Flash forward to the present day, i know now that the nurse just wanted me to be healthy and get better just as she’d promised my mother. The strict supervision during my treatment is why I’m not as badly off but that is a story for another day. Over the years i started doing more research about the illness and started looking for women, ladies or young girls like me. The pain i was feeling when it was that time of the month, before and after was excruciating. I thought to myself, there should be other females out there like me and i want to know how they deal with this awful pain.
Friend, if i tell you my pain is nothing compared to the stories i read as shared by different women you have to believe me. Some utilize most of their leave days from work to stay home because they can barely walk, one medically hit menopause at the age of fifteen, another quit her job because her colleagues complained about her working from home whenever it was that time of the month. Plus so many others you can check out this one https://www.healthline.com/health-news/personal-painful-ordeal-of-women-with-endometriosis-061815
The symptoms differ for every female and that’s why some get diagnosed a little later when the condition is ugly.

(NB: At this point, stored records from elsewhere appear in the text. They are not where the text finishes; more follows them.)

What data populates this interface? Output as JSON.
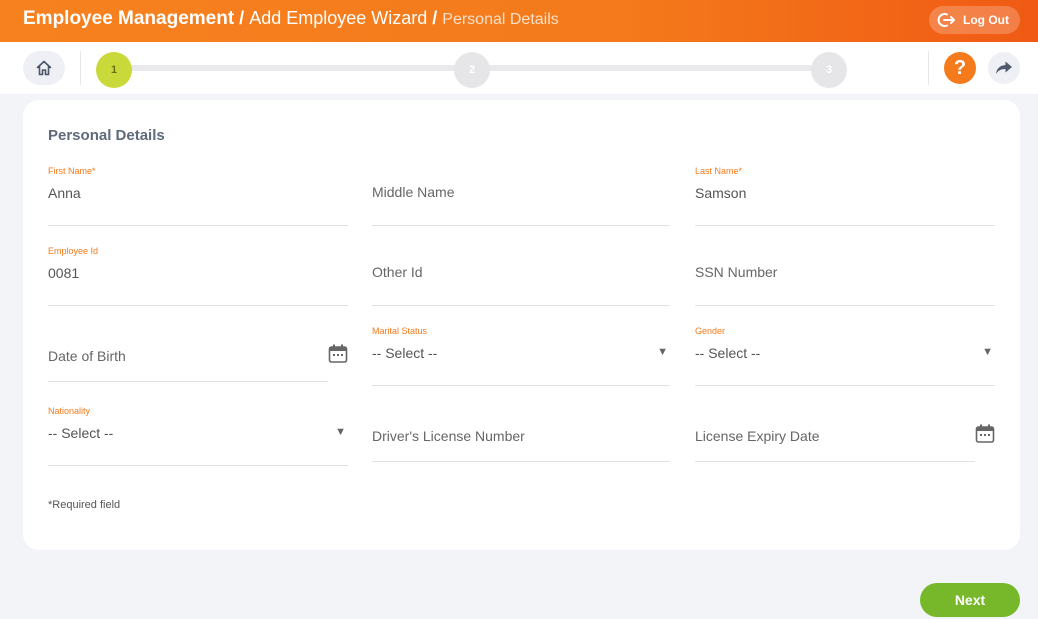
{
  "breadcrumb": {
    "module": "Employee Management",
    "wizard": "Add Employee Wizard",
    "page": "Personal Details",
    "separator": "/"
  },
  "header": {
    "logout_label": "Log Out"
  },
  "progress": {
    "steps": [
      "1",
      "2",
      "3"
    ],
    "active_step": 1,
    "help_label": "?"
  },
  "form": {
    "title": "Personal Details",
    "required_mark": "*",
    "fields": {
      "first_name": {
        "label": "First Name",
        "value": "Anna"
      },
      "middle_name": {
        "placeholder": "Middle Name"
      },
      "last_name": {
        "label": "Last Name",
        "value": "Samson"
      },
      "employee_id": {
        "label": "Employee Id",
        "value": "0081"
      },
      "other_id": {
        "placeholder": "Other Id"
      },
      "ssn": {
        "placeholder": "SSN Number"
      },
      "dob": {
        "placeholder": "Date of Birth"
      },
      "marital_status": {
        "label": "Marital Status",
        "value": "-- Select --"
      },
      "gender": {
        "label": "Gender",
        "value": "-- Select --"
      },
      "nationality": {
        "label": "Nationality",
        "value": "-- Select --"
      },
      "drivers_license": {
        "placeholder": "Driver's License Number"
      },
      "license_expiry": {
        "placeholder": "License Expiry Date"
      }
    },
    "required_note": "Required field",
    "caret": "▼"
  },
  "footer": {
    "next_label": "Next"
  },
  "colors": {
    "accent": "#f47a1b",
    "active_step": "#c9d93a",
    "next": "#76b82a"
  }
}
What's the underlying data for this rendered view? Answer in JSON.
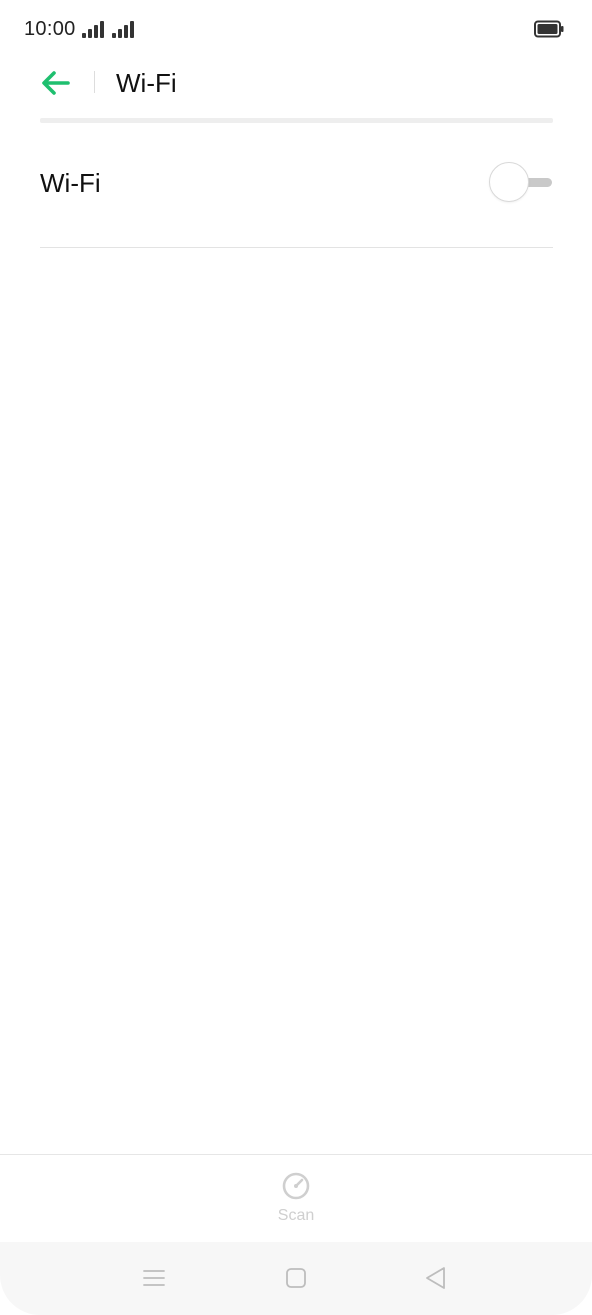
{
  "status_bar": {
    "time": "10:00",
    "signal_icons": [
      "signal-bars-icon",
      "signal-bars-icon"
    ],
    "battery_icon": "battery-icon"
  },
  "header": {
    "back_icon": "arrow-left-icon",
    "title": "Wi-Fi"
  },
  "wifi_row": {
    "label": "Wi-Fi",
    "toggle_on": false
  },
  "bottom_bar": {
    "scan_icon": "scan-gauge-icon",
    "scan_label": "Scan"
  },
  "nav_bar": {
    "items": [
      "menu-icon",
      "home-square-icon",
      "back-triangle-icon"
    ]
  },
  "colors": {
    "accent": "#1fbf6f",
    "text": "#111111",
    "muted": "#cfcfcf",
    "divider": "#e3e3e3"
  }
}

Let me get back to why I’ve decided to write about this. This illness has so much control about pretty much everything in my life. My body physique for starters, i have a hormonal belly which is hard to shred, bad digestion process so i have to watch what i eat, anxiety and depression because i grow fat from stress and people will call me out on it as if i shove 10 butter cream cupcakes down my throat everyday. The hormonal imbalance has me loving someone today and hating them tomorrow and last but not least the intimacy situation. It’s such a load to carry but i handle it with patience and faith that it will get better.
During the lock down, i decided to study my body and assess my life from the past seven years and i realized my endometriosis situation has been controlling me the entire time. If I’d known that a while back I’d have handled life better but we make our choices and that’s not me saying i regret it. I’m proud to say my mental health is stable and I’m happy, extremly thankful to my unpaid therapists at least all our hours of talking have helped me realize what the root cause has been. I even know where I’m going with this blog journey and my life with this unfriendly illness of mine.
The story does not end here, we are going to go deeper into this chronic illness and i’ll share my experience because it feels like i’m reliving some parts. This is part one of my story and i hope you stick around. These stories need to be told and we need to be heard to find one another but most importantly to get help and offer it to those who don’t even know they need it.